There are several strengths to this study that warrant mention. First, the study derived and validated the prediction rule in independent cohorts at more than one medical center. The study included patients undergoing elective or urgent cardiac surgical procedures. Emergency patients would likely have a higher delirium rate, but were not included because of an inability to obtain a preoperative baseline interview. Additionally, we aggressively identified and verified preoperative characteristics that were included in the model to ensure accurate risk factor identification. MMSE and GDS took about 15 minutes to administer before surgery and were performed by trained research assistants. Additionally, the model performed similarly after excluding “off-pump” patients. Finally, our analytic approach combined data augmentation via multiple imputation and bootstrap resampling procedures for deriving the independent predictors included in the clinical prediction rule. This advanced statistical methodology may provide more stable variables for prediction-validation rules by minimizing the impact of missing data, limiting model over-fitting, and is superior to listwise deletion or regression to the mean.40, 41
There are several limitations which need to be described. First, our population consisted of patients who were mostly white and well educated (>50% with education beyond high school) and recruited at academic medical centers in a single geographical region. MMSE performance may be improved with increased education, but in this study, education was not associated with delirium. This may limit generalizibility to less educated populations, but internal validity should not be challenged. There was variability in the derivation and validation cohorts specifically in characteristics which were included in the model such as age, GDS, and albumin. However, the differences in these variables in the validation cohort bias toward the null with respect to delirium risk (lower age, less depressive symptoms, higher incidence of normal albumin, etc), and yet, the overall model performance showed no degradation between the derivation and validation cohorts. We were unable to measure all preoperative characteristics, such as carotid stenosis, which may predispose to delirium.9
Finally, the lowest risk in our prediction rule is 18-19%, which limits our ability to identify patients who might be excluded from interventions. The prediction rule performed better at predicting higher levels of delirium risk.
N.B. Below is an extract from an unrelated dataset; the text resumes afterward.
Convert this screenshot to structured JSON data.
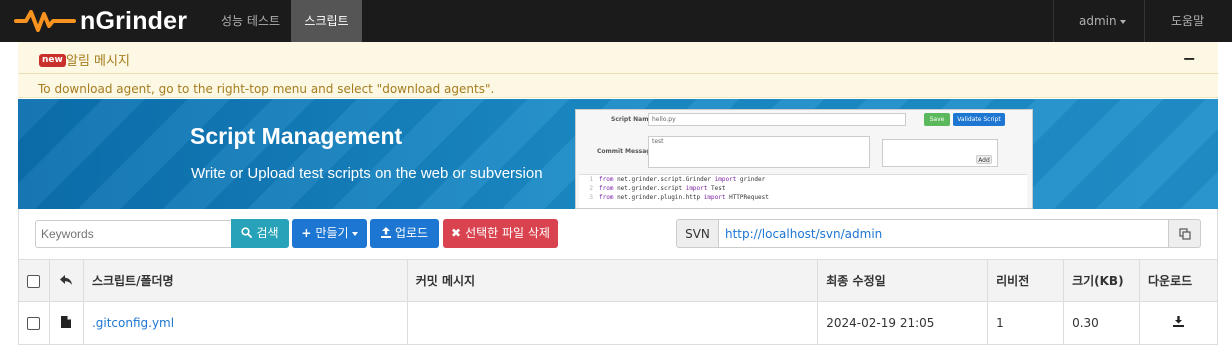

This study identified four cogent risk factors for delirium: MMSE, prior stroke or TIA, depression, and abnormal albumin. Delirium risk more than quadruples moving from the lowest to highest risk levels. Clinically, patients who are stratified into moderate and high risk for delirium categories would benefit from frequent delirium screening and implementation of delirium prevention strategies. Importantly, this cardiac surgery delirium prediction rule provides a method to preoperatively stratify at-risk older patients for such interventions to ultimately reduce the morbidity, mortality, and cost of postoperative delirium.